This chapter defines how you think about algorithms before you write any code.
This chapter defines how you think about algorithms before you write any code. It establishes a small set of rules for describing problems, reasoning about correctness, and estimating cost. Every later technique relies on these rules, so the focus here stays on precision and repeatability.
An algorithm begins with a contract. You specify inputs, outputs, and constraints in a way that removes ambiguity. This includes data shape, value ranges, ordering guarantees, and failure modes. A clear contract lets you reason locally. Without it, later proofs and optimizations become fragile.
Correctness is treated as a construction, not a claim. You describe an invariant that holds at every step, and you show how each operation preserves it. For iterative algorithms, this takes the form of loop invariants. For recursive algorithms, it becomes a structural argument that each call reduces the problem while maintaining validity. These arguments should be short, mechanical, and checkable.
Cost is measured with simple models. Time complexity captures how running time grows with input size. Space complexity tracks memory usage. You use asymptotic notation to compare algorithms while ignoring constant factors, but you still record constants when they matter in practice. Lower bounds appear early because they tell you when further optimization is impossible.
The chapter also introduces baseline strategies. Brute force provides a reference implementation that is often correct and easy to test. Greedy methods make locally optimal choices and require a proof that local choices compose into a global solution. Divide and conquer splits problems into independent parts and recombines results. Dynamic programming stores intermediate results to avoid recomputation. These are not full techniques yet, but you begin to recognize when each pattern applies.
Edge cases receive explicit attention. Empty inputs, minimal sizes, duplicate values, and extreme ranges often break naive implementations. A disciplined approach treats edge cases as part of the specification, not as afterthoughts.
Testing complements reasoning. You design small cases that exercise invariants, boundary conditions, and failure paths. Random testing and adversarial inputs help reveal incorrect assumptions. A simple baseline algorithm often acts as an oracle for verification.
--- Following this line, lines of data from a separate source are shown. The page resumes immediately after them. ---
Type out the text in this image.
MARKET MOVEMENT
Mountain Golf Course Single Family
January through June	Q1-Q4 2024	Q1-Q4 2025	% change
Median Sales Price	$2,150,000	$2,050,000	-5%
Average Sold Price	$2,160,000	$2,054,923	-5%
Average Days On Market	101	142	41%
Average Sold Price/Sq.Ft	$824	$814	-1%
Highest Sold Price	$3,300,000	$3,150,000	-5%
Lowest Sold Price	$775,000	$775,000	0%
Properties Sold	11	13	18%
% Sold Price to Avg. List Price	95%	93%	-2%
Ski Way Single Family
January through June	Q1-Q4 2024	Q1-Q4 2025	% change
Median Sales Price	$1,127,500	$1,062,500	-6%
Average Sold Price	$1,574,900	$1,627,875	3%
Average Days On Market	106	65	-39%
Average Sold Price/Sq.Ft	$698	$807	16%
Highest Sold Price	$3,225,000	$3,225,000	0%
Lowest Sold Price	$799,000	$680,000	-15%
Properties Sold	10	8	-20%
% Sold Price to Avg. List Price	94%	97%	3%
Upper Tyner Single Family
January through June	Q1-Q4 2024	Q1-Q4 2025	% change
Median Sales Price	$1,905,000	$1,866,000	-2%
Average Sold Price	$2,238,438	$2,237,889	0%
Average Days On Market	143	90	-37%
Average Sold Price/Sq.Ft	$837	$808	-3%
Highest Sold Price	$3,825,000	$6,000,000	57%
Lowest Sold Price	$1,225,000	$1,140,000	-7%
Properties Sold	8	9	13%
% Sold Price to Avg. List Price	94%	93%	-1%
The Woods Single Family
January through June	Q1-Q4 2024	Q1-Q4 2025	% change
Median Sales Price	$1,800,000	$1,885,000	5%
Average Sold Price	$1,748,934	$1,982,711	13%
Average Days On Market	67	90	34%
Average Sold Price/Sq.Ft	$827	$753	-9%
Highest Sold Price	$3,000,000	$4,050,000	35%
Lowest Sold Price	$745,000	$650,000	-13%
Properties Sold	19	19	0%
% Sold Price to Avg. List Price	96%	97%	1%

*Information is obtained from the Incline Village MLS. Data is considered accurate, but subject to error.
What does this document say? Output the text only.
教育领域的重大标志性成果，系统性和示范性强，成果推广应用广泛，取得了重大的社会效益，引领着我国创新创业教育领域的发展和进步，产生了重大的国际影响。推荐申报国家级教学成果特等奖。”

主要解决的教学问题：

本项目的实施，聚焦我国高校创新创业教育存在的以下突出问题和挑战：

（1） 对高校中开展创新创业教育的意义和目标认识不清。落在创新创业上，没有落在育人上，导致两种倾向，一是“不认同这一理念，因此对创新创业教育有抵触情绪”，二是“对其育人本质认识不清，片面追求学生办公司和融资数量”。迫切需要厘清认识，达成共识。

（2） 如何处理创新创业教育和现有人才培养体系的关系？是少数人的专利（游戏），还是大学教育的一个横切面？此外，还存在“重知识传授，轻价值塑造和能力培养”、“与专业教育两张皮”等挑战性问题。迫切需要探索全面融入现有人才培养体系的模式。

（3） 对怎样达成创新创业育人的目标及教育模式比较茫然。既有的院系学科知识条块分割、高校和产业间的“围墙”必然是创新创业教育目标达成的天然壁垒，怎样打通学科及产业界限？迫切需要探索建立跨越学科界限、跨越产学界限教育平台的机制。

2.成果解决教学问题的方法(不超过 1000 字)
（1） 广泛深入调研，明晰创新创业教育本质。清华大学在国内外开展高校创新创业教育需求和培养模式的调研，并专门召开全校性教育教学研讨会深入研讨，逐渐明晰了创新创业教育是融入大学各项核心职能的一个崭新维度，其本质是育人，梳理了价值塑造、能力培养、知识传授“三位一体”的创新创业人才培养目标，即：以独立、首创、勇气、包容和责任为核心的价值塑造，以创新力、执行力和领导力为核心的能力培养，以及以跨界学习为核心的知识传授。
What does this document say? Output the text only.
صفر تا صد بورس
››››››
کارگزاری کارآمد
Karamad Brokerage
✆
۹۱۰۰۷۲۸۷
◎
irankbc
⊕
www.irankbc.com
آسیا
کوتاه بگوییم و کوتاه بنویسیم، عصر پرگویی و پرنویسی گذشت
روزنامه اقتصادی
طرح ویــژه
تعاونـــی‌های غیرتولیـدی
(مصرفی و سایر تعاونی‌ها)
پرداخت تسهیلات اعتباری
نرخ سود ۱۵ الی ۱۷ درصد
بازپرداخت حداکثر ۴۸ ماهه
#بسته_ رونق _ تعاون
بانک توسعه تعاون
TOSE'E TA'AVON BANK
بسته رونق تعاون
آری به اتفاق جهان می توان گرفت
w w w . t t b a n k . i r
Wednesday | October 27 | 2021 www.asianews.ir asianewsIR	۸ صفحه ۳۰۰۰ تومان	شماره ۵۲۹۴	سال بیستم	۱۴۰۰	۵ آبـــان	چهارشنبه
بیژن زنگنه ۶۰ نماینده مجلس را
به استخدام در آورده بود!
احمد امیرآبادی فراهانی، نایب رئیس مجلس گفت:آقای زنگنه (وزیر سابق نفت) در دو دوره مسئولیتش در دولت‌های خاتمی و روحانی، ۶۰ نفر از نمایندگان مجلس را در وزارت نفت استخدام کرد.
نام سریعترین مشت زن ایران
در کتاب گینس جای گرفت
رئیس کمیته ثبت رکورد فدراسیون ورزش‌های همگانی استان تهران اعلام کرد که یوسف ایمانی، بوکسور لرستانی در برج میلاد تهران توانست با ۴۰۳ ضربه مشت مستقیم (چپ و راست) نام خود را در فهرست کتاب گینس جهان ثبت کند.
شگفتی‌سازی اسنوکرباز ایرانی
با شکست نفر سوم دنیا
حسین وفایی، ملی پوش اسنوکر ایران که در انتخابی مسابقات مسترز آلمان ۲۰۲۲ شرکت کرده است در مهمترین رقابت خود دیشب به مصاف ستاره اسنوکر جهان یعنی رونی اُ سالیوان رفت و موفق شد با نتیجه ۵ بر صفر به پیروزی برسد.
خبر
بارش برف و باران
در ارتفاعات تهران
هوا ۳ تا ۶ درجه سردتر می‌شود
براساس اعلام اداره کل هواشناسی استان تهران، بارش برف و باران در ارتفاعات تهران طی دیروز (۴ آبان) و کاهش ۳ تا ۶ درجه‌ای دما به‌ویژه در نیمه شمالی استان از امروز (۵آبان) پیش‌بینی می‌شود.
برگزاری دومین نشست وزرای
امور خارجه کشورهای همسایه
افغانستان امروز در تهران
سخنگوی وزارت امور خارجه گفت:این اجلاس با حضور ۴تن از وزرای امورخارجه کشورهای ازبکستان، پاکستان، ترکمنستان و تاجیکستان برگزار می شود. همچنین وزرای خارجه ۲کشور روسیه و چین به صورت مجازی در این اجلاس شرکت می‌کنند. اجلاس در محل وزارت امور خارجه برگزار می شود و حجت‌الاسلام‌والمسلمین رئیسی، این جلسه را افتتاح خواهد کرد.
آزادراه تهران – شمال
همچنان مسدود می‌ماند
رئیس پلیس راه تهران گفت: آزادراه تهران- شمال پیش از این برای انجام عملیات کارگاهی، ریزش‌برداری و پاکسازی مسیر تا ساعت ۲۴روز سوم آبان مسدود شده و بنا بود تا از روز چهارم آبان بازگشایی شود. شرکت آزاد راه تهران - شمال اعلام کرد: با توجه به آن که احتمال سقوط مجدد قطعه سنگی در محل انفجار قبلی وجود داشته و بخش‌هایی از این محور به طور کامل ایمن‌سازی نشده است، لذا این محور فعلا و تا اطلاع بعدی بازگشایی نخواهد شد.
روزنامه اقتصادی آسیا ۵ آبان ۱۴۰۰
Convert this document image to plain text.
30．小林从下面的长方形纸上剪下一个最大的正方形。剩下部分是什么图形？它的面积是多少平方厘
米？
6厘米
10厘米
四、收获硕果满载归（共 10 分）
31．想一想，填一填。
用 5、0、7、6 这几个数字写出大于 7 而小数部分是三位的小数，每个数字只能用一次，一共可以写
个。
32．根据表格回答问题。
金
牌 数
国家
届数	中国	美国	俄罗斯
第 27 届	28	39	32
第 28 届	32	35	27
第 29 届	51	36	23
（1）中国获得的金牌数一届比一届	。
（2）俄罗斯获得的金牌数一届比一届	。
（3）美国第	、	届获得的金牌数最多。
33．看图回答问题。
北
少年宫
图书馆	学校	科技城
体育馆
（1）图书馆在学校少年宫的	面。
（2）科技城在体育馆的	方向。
Finally, the chapter sets expectations for implementation. Pseudocode should reflect the invariant structure of the algorithm. Data representation choices should support the operations you need, not the other way around. Numerical limits, overflow, and precision are considered early to avoid hidden errors.
After this chapter, you should be able to take a problem, define it precisely, select a basic strategy, argue correctness with invariants, and estimate cost with a simple model. These steps form the standard workflow used in all subsequent chapters.